Wrangler Vogue: The Sexualization of Country Music as the “exotic other” via Dwight Yoakam
by Dan Taylor
In the late Reagan through first Bush years of the late 80’s to early 90’s, it was a time rapant cultural materialism (currently manifesting itself in it’s apex of our current pop era) and repressed sexual desires of resurgent conservative mores reminiscent the 50’s. And much like gyrating moves of Elvis, too obscene for television, the late 80’s spawned it’s own hillbilly sex icon, Dwight Yoakam. Only this time he gyrated through the pop culture lens set by the anthem of the time, “Material Girl,” by his female counterpart, Madonna.
The music of Madonna related to that of Dwight Yoakam? Yes, two sides of the coin, if taken in the right way. At the same time that Madonna vogued in revealing or little to no clothes, Dwight and his ever tight jeans captured the heart of a yearning, repressed America. Like a bulging package of cultural authenticity and raw sex, he twanged the zeitgeist of the collective consciousness.

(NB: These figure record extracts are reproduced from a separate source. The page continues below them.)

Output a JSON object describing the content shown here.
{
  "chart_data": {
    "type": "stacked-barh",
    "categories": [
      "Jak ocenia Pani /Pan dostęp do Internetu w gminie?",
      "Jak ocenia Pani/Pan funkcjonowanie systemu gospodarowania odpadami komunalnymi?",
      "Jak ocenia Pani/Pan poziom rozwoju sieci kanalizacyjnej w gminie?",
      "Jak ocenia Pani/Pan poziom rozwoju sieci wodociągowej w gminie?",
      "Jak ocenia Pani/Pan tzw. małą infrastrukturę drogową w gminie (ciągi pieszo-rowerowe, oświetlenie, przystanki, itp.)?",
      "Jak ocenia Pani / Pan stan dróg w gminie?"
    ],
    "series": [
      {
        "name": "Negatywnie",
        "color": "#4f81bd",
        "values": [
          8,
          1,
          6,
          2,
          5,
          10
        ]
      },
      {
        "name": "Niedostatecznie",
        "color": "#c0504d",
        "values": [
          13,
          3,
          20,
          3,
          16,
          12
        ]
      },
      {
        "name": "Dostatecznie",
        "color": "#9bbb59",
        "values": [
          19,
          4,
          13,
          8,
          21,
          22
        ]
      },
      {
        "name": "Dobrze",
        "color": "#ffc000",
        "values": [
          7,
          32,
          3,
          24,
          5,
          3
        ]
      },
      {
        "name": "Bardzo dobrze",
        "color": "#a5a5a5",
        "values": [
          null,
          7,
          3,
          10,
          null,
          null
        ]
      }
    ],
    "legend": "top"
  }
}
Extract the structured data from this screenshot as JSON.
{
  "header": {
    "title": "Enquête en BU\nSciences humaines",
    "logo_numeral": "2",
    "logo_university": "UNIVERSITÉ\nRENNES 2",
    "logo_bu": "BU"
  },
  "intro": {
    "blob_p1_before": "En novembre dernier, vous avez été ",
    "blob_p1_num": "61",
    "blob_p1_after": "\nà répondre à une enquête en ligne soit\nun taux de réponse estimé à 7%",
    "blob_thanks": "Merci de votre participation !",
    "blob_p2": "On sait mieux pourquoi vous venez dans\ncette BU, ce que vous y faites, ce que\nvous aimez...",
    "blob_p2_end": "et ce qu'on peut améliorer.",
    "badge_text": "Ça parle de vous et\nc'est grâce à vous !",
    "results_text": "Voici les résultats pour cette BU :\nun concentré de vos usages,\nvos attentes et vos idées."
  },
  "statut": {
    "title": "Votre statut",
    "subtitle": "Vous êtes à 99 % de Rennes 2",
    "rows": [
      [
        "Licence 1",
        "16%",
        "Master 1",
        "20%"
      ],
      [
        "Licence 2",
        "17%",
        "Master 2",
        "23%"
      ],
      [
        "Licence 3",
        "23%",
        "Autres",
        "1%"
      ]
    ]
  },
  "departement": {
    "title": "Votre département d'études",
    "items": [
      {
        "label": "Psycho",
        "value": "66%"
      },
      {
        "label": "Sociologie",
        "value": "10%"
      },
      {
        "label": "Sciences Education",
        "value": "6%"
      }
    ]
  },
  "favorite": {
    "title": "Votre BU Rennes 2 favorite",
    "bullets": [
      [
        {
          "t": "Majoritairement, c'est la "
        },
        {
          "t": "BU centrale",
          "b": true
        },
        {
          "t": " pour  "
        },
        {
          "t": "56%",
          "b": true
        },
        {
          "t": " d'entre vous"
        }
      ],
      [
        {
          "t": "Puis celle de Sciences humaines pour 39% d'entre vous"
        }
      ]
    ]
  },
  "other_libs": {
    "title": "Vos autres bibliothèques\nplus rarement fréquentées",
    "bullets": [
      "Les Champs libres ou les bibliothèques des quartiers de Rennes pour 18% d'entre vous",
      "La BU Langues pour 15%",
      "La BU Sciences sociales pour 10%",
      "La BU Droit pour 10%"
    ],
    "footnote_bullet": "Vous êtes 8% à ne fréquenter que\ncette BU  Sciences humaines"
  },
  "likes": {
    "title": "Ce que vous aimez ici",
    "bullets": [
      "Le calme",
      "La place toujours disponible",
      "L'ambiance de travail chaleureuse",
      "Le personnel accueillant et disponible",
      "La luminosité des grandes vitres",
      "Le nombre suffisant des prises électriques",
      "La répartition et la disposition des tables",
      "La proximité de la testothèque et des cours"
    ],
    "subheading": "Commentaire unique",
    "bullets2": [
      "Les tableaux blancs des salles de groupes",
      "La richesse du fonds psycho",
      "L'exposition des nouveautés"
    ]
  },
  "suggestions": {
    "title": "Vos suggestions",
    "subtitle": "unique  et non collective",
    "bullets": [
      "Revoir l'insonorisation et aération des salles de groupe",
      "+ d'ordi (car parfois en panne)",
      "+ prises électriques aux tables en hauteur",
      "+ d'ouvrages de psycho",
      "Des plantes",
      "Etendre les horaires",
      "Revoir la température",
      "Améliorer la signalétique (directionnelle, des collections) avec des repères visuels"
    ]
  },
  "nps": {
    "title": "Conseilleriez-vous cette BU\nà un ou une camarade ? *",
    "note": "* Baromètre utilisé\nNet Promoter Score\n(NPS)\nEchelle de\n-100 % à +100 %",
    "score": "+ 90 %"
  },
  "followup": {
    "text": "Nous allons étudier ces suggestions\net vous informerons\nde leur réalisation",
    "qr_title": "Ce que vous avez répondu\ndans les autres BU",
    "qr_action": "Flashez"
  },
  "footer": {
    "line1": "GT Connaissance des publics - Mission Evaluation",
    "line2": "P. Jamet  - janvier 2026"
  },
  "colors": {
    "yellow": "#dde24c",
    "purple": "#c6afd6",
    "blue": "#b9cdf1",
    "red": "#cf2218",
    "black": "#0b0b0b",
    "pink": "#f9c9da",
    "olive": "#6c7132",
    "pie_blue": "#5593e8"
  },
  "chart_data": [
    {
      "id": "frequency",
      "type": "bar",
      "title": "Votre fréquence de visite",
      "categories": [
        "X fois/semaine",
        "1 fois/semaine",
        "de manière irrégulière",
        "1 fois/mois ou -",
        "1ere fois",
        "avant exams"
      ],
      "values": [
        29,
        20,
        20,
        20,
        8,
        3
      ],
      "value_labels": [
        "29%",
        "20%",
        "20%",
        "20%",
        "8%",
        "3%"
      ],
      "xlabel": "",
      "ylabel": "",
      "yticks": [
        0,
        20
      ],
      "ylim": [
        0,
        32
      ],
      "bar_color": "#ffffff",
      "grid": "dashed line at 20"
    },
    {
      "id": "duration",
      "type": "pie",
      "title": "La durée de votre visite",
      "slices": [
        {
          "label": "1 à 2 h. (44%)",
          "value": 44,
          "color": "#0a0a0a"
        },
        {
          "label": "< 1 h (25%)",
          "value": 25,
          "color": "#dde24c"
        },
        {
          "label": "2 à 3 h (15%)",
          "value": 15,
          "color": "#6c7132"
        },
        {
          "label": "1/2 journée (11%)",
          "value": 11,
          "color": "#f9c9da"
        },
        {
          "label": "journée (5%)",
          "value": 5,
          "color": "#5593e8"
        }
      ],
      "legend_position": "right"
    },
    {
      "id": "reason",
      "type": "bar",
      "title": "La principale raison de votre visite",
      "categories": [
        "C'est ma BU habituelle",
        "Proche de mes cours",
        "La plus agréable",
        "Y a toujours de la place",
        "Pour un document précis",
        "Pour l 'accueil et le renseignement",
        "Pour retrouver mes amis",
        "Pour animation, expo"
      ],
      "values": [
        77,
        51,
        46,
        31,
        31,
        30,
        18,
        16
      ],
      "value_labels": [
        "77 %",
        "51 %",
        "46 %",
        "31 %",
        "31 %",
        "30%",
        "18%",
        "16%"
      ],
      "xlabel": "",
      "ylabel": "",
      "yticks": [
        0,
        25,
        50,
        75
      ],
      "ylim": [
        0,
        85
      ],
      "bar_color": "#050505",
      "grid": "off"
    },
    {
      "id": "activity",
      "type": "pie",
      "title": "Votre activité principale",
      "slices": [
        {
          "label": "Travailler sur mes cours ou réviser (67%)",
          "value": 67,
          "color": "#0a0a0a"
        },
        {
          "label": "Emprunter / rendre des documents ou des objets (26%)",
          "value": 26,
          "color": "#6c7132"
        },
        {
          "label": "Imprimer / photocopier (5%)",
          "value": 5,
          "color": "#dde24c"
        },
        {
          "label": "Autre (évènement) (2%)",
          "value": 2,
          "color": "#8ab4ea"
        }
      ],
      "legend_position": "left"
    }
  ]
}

But, in a far more nebulous way, American was using both Dwight and Madonna for their sexual pop music fantasties, but not truly valuing them as artists and performers. Much like is now commonplace, and had building from Elvis and before unto this time period, the lens made Dwight appear almost animal like in his sexuality, hat always covering his mischievous and seductive face, concealing his real identity and inner life.
Madonna, the exotic Brooklyn Italian primitive, seen the same way. All sex, all movement and materialism. American wanting to authenticate its cultural roots vicariously Dwight as his hillbilly Madonna sang of the life saving virtues of “Guitars, Cadillacs, etc.” to an American thriving for consumers position to fill its culture void of a soul. Where as Dwight’s longing and hurt was real, so was that of our nation, but channeled towards false hopes and corporate products.
But, Dwight as the mysterious and animal sexual other was not allowed his real hurt, and was cast also as a dangerous villain, on the edge of violence. See his portrayal and character in the film “Slingblade,” as a savage alcoholic in a narrative whose title uses the loaded imagery of the sexual blade and penetration that Billy Bob Thornton's character used in a grisly murder linked to sex of the mother and elicit behavior. Now rural America is shown as the violent other, a scarey place, linking crimes of passion and bloodlust to erotic tastes of mainstream moviegoers.
So, in this age that made him a star, Dwight was not framed as the caring, melancholic lover, with broken heart and sensitive tastes. His songwriting, though, would later show these sides, even if his cultural popularity began to wane. But, pop music is performance, image and showmanship. Dwight, like his idol Elvis, the other hillbilly to whom he owes a large musical debt, remains the tight jean country king of sex.